The Twins were going to have her killed. By one of her own men. She glanced quickly at the angry faces around her. One of you, she thought. One of you.

She wished she could cry. But if there was any way out of this, it was by dealing with this new threat.

There was an opportunity here, a desperate opportunity.

She turned away from the monitor to her deputy, a beefy but smart former cop named Paul Johntz.

“Paul. We’ve been penetrated. There are at least two BZRK twitchers. They’ll have to stay within range of the building to run biots. Get every piece of muscle we have and follow me.”

“I’m tapping optics,” Plath said. She’d been shown how to do it. But only once. She sank the probe. It was a rigid little spear on the end of a piece of nanowire. She had to use her mantis arm to do it, and it was awkward. Like throwing a harpoon with a lobster claw.

The probe sank and … and nothing.

She reeled it back in. Stabbed it deeper into the nerve. And suddenly, “Ahh!” she said.

“Shh,” Keats said. “People.”

There was movement near the Dumpster. Plath fell silent. A new visual had opened up. So strange. Like a window inside a window. Like picture in picture on a TV, except that this picture was black and white and grainy, as if the pixels were all an inch on each side.

Then she remembered: the raw feed from the optic nerve was upside down. She reversed it mentally, as well as she could, anyway, but still it made no sense.

She drew back the probe. Twice more she stabbed, and then she had it. Not clear, still grainy, but wider in scope, less like she was looking at the world through a straw.

She was seeing an eye. The very eye she was looking through.

She was looking in a mirror, that was it.

Her stomach was tied in knots. Yeah, it was a mirror, or the high-tech equivalent of a mirror, and now the eye swept across the mirror, no longer looking at itself. Looking at a face.

A face like no other.

“It’s them,” she whispered voicelessly.

Keats held her close.

Bug Man and Burnofsky got the same message on their monitors at the same time.

One-Up missing. Kim and Alfredo dead. UN locked down.

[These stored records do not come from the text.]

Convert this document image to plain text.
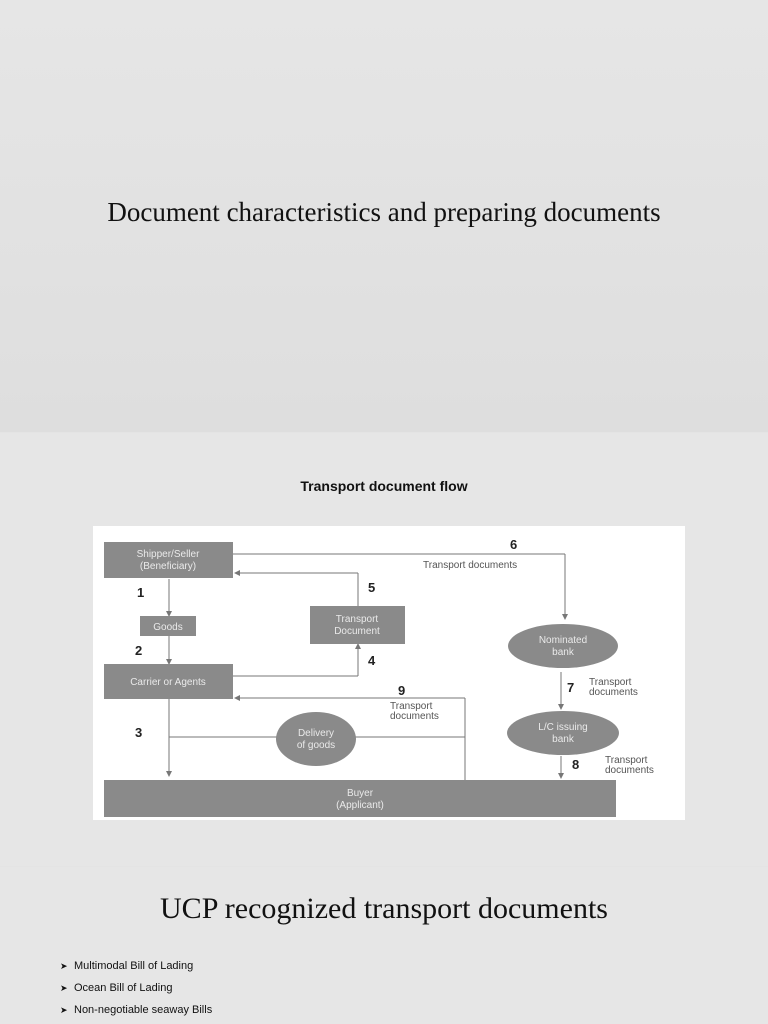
Document characteristics and preparing documents
Transport document flow
Shipper/Seller
(Beneficiary)
Goods
Transport
Document
Carrier or Agents
Nominated
bank
Delivery
of goods
L/C issuing
bank
Buyer
(Applicant)
1
2
3
4
5
6
7
8
9
Transport documents
Transport
documents
Transport
documents
Transport
documents
UCP recognized transport documents
➤ Multimodal Bill of Lading
➤ Ocean Bill of Lading
➤ Non-negotiable seaway Bills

You must take your targets.

CBA

CBA. Charles and Benjamin Armstrong.

Bug Man and Burnofsky.

Both had reached their targets.

Two armies of nanobots were in place. One on the Chinese leader, one on the American.

Kim’s nanobots were in place on the Indian, Chauksey. Alfredo’s little army was still two jumps away from Prime Minister Hayashi. Those forces were immobilized for now, until they could be repurposed to a new twitcher. That would take time.

Dietrich wasn’t good enough to reach the Japanese in Bug Man’s estimation. But assuming One-Up was on track, they might still take the American, the Brit, and the Chinese.

Bug Man took a gamble. Time to make it clear he was more than just a twitcher. His game could extend into the macro. He keyed a message to Twofer.

Suggest: take Dietrich off Jap give him Indian.

No reply. But that was okay.

Victory was still within reach. The unknown was whether any of the targets were defended. In a fight One-Up could handle herself, and so could Burnofsky.

Even if only Bug Man and Burnofsky prevailed, the world’s two greatest powers would be subtly but inexorably bent to serving the wills of Charles and Benjamin Armstrong. Whatever had happened or was still to happen to the others, it wouldn’t matter, not if he and Burnofsky succeeded.

Of course in a perfect world, Bug Man thought, in a perfect world, Burnofsky and all the rest would fail and only Bug Man would triumph.

But that was an ambitious dream.

Time to begin the wiring of the president of the United States.

He laughed out loud at the thought.

The Twins would kiss his ass this time. They would bow down before him.

Then, Bug Man saw.

Two biots were rushing along in his wake, racing up behind him as his army pelted down along the optic chiasma.

Oh, yes.

Oh, hell yes.

Is that you, Vincent? Please, God, let it be.

No macro interference to mess anything up this time. The ultimate battle for the ultimate prize.

“I hope you’re watching, Mr. Charles and Mr. Benjamin. Because this … will be epic.”

The cops were beginning to move the crowd away from UN Plaza. There was a very serious mood in the air. Something very bad had happened, and New York’s finest were not in the mood to take backtalk from anyone.